Nissan CEO Carlos Ghosn told shareholders last Wednesday that the Japanese automaker will forego the board members bonus pay to take responsibility for poor performance. The executive said that the bonuses were withheld after the group net profit dropped for the first time in seven years for the fiscal year that ended March 30.
The decision of the Japanese automaker marked the first time it has failed to pay bonuses to its board since Ghosn assumed the top job in 2000. The executive acknowledged at a hall crowded with hundreds of shareholders in Yokohama, south of Tokyo, that the automaker had not met its targets for fiscal 2006. "We are taking our responsibility seriously," he said.

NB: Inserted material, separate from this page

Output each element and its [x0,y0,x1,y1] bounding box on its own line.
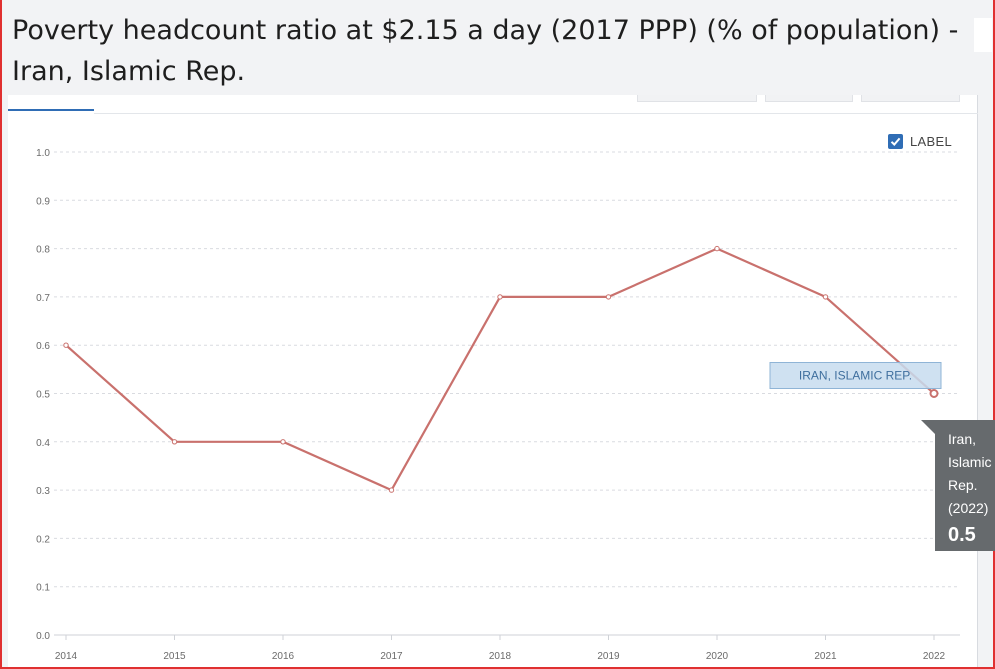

Ghosn tried to assure shareholders by saying that Nissan was investing aggressively in the future, including building brand image, opening plants in emerging markets, launching new product lines and developing green technology. "2007 will be a better year for Nissan," he said.

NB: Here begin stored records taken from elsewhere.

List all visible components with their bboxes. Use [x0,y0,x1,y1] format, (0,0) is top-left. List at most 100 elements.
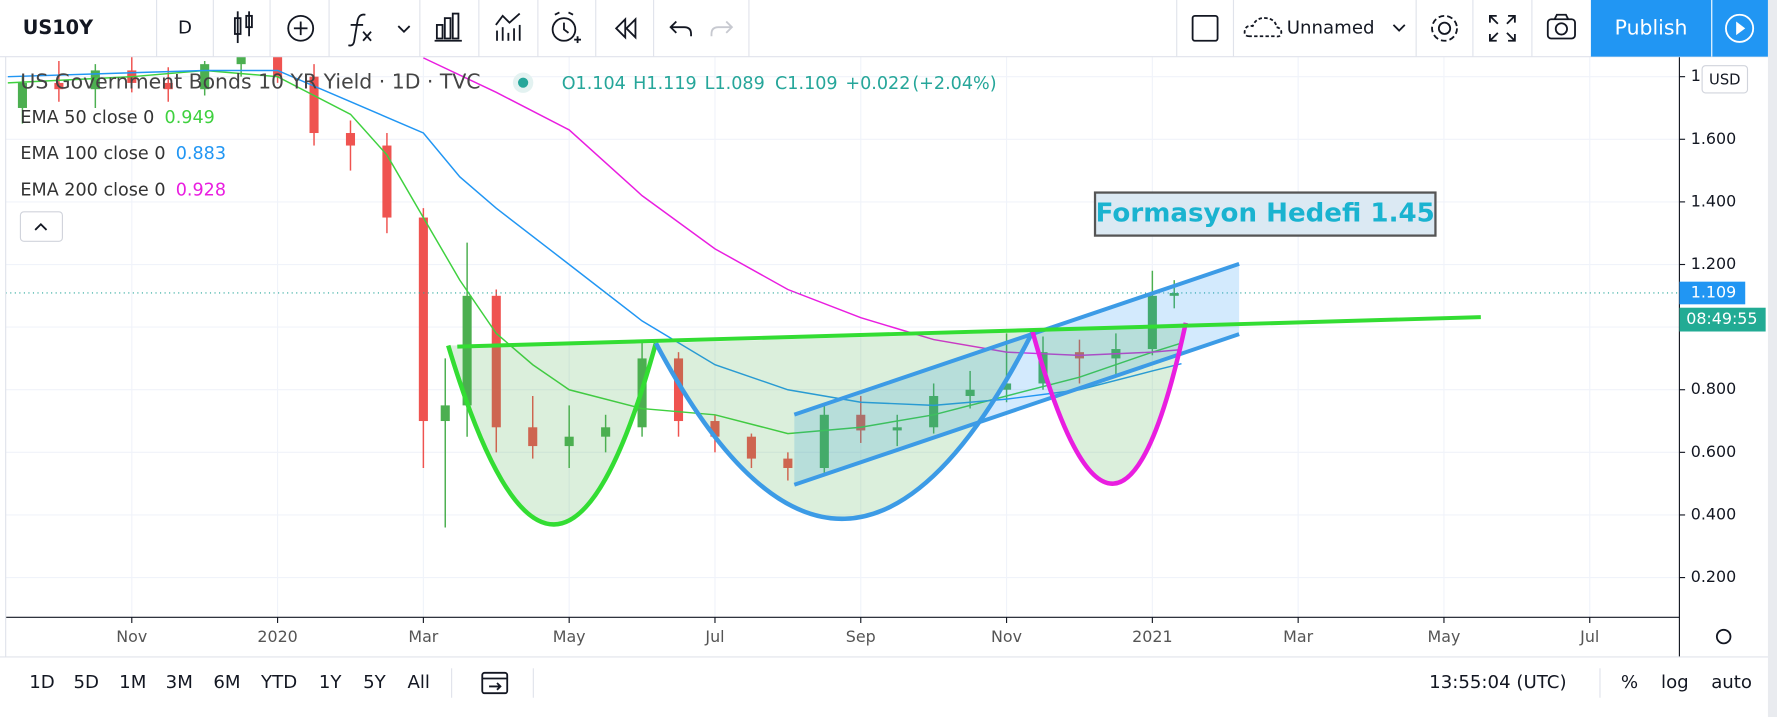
ema-line [423,57,1182,357]
cup-curve [653,330,1035,522]
range-button[interactable]: 5D [73,672,99,693]
edge [1767,0,1777,717]
x-tick-label: Mar [408,627,438,646]
annotation-box [1093,191,1437,237]
handle-fill [1032,322,1186,484]
neckline [457,315,1481,349]
candle-body [783,458,793,468]
countdown-box [1679,307,1766,332]
range-button[interactable]: All [407,672,430,693]
interval[interactable]: D [178,17,192,38]
compare-icon[interactable] [434,12,462,42]
candle-body [273,56,283,77]
goto-date-icon[interactable] [481,671,509,695]
candle-body [236,56,246,65]
snapshot-icon[interactable] [1546,13,1576,40]
layout-icon[interactable] [1191,14,1219,42]
legend-value: 0.928 [176,180,226,200]
alert-icon[interactable] [551,11,581,44]
candle-body [710,421,720,437]
candle-body [746,436,756,459]
symbol[interactable]: US10Y [23,16,94,39]
x-tick-label: 2020 [257,627,297,646]
chevron-icon[interactable] [1392,24,1406,32]
redo-icon[interactable] [710,20,734,37]
ohlc-legend: O1.104 H1.119 L1.089 C1.109 +0.022 (+2.04%) [562,74,997,94]
x-tick-label: Jul [1579,627,1599,646]
candle-body [929,395,939,428]
range-button[interactable]: 6M [213,672,240,693]
candle-body [819,414,829,468]
candle-body [673,358,684,422]
templates-icon[interactable] [495,12,521,41]
candle-body [382,145,392,218]
scale-button[interactable]: auto [1711,672,1752,693]
candle-body [1147,295,1157,350]
range-button[interactable]: 5Y [363,672,387,693]
range-button[interactable]: YTD [260,672,297,693]
range-button[interactable]: 3M [166,672,193,693]
play-icon [1725,13,1755,43]
publish-label: Publish [1615,15,1688,39]
x-tick-label: May [553,627,586,646]
chart-title: US Government Bonds 10 YR Yield · 1D · T… [20,70,480,94]
y-tick-label: 1.400 [1691,191,1736,210]
channel-line [793,332,1240,487]
settings-icon[interactable] [1431,14,1458,42]
clock[interactable]: 13:55:04 (UTC) [1429,672,1566,693]
candle-body [1169,292,1179,296]
x-tick-label: Sep [846,627,876,646]
range-button[interactable]: 1D [29,672,55,693]
candle-body [491,295,501,428]
y-tick-label: 0.600 [1691,442,1736,461]
handle-curve [1030,322,1189,486]
cloud-icon [1243,17,1283,38]
candle-body [345,133,356,146]
candle-body [309,76,319,134]
cup-curve [446,342,659,527]
scale-button[interactable]: log [1661,672,1689,693]
add-icon[interactable] [287,14,315,42]
candle-icon[interactable] [233,11,253,44]
last-price: 1.109 [1691,283,1736,302]
candle-body [856,414,866,431]
x-tick-label: Nov [116,627,147,646]
candle-body [418,217,428,422]
ohlc-value: O1.104 [562,74,626,94]
fullscreen-icon[interactable] [1489,14,1516,42]
candle-body [1002,383,1012,390]
ohlc-value: H1.119 [633,74,697,94]
ema-line [7,69,1182,407]
candle-body [54,82,64,90]
x-tick-label: May [1428,627,1461,646]
candle-body [462,295,472,406]
undo-icon[interactable] [669,20,692,37]
legend-name: EMA 200 close 0 [20,180,165,200]
channel-fill [794,263,1240,485]
range-button[interactable]: 1Y [319,672,343,693]
scale-button[interactable]: % [1621,672,1638,693]
candle-body [601,427,611,437]
countdown: 08:49:55 [1686,309,1757,328]
settings-icon[interactable] [1715,628,1732,645]
ohlc-value: +0.022 [845,74,910,94]
top-toolbar: US10Y D Unnamed Publish [23,0,1768,57]
collapse-button[interactable] [19,211,63,242]
layout-name[interactable]: Unnamed [1287,17,1375,38]
currency-box[interactable] [1701,65,1749,94]
play-icon [1736,21,1746,36]
replay-icon[interactable] [614,17,637,40]
x-tick-label: 2021 [1132,627,1172,646]
indicators-icon[interactable] [348,13,411,47]
range-button[interactable]: 1M [119,672,146,693]
candle-body [200,64,210,90]
y-tick-label: 0.200 [1691,567,1736,586]
bottom-toolbar: 13:55:04 (UTC) 1D 5D 1M 3M 6M YTD 1Y 5Y All% log a… [29,668,1752,698]
y-tick-label: 0.800 [1691,379,1736,398]
publish-button[interactable] [1590,0,1712,57]
ohlc-value: (+2.04%) [912,74,996,94]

The Tokyo-based automaker had etched a dramatic turnaround from near bankruptcy under the Ghosn management. The executive was sent in 1999 to negotiate alliance with French partner Renault SA, which owns 44 percent of the company. Ghosn became remarkably famous for saving the near-bankrupt automaker. But recently its sales have been dropping, and it has fell into third place in Japan behind the Toyota Motor Corp. and the Honda Motor Co.
At the annual meeting, most shareholders were calmly attentive but a few assertively throw questions to Ghosn, even mocking him from the floor at times. Such atmosphere is not particularly strange at Japanese shareholders' meetings. Grilled with queries about whether the Japanese automaker was falling behind in quality and ecological technology, Ghosn told shareholders that he was confident that better times were ahead, and that the problems were temporary.
One shareholder demanded the resignation of Ghosn for failing to meet his own "commitments." Other shareholders said that the Japanese automaker had fallen behind in quality surveys, did not have stylish cars like Honda, and needed a better emblem design.
The pivotal part of Ghosn's revival program at Nissan was to have the automaker at all levels from top management to the line worker set performance targets and then try to meet them. Ghosn has constantly met or outpaced his own targets until lately. He told shareholders that Nissan has announced that it needs an extra year to meet its much publicized annual global sales target of 4.2 million vehicles, initially set for the fiscal year ending March 2009.
Japan's third largest automaker has experienced wavering sales in crucial markets at a time when offerings from the Toyota Motor Corp. and the Honda Motor Co. are deemed hot sellers. Soaring raw material costs, incentives, discounts to lure auto shoppers, and lack of new models hurt Nissan's performance.
Ghosn acknowledged Nissan's finances had been so dire in the 1990s that it was not able to invest in technology. Today, Nissan is investing heavily to play catch-up in key technologies, including hybrids powered by gas engines and electric motors to deliver good mileage, as well as other kinds of environmental innovations, he said. The automaker is also working on the enhancement of its auto parts which can be reflected in the .
For the just-ended fiscal year, Nissan's profit dropped eleven percent to $3.9 billion. Additionally, the company sold 3.48 million vehicles worldwide, down 2.4 percent from 2006. Ghosn said that their efforts were under way to revive its business, including trimming jobs in Japan and the U.S., revamping dealerships and planning more product launches.
Nissan expects profit will increase more than four percent to $4 billion in the fiscal year through March 2008.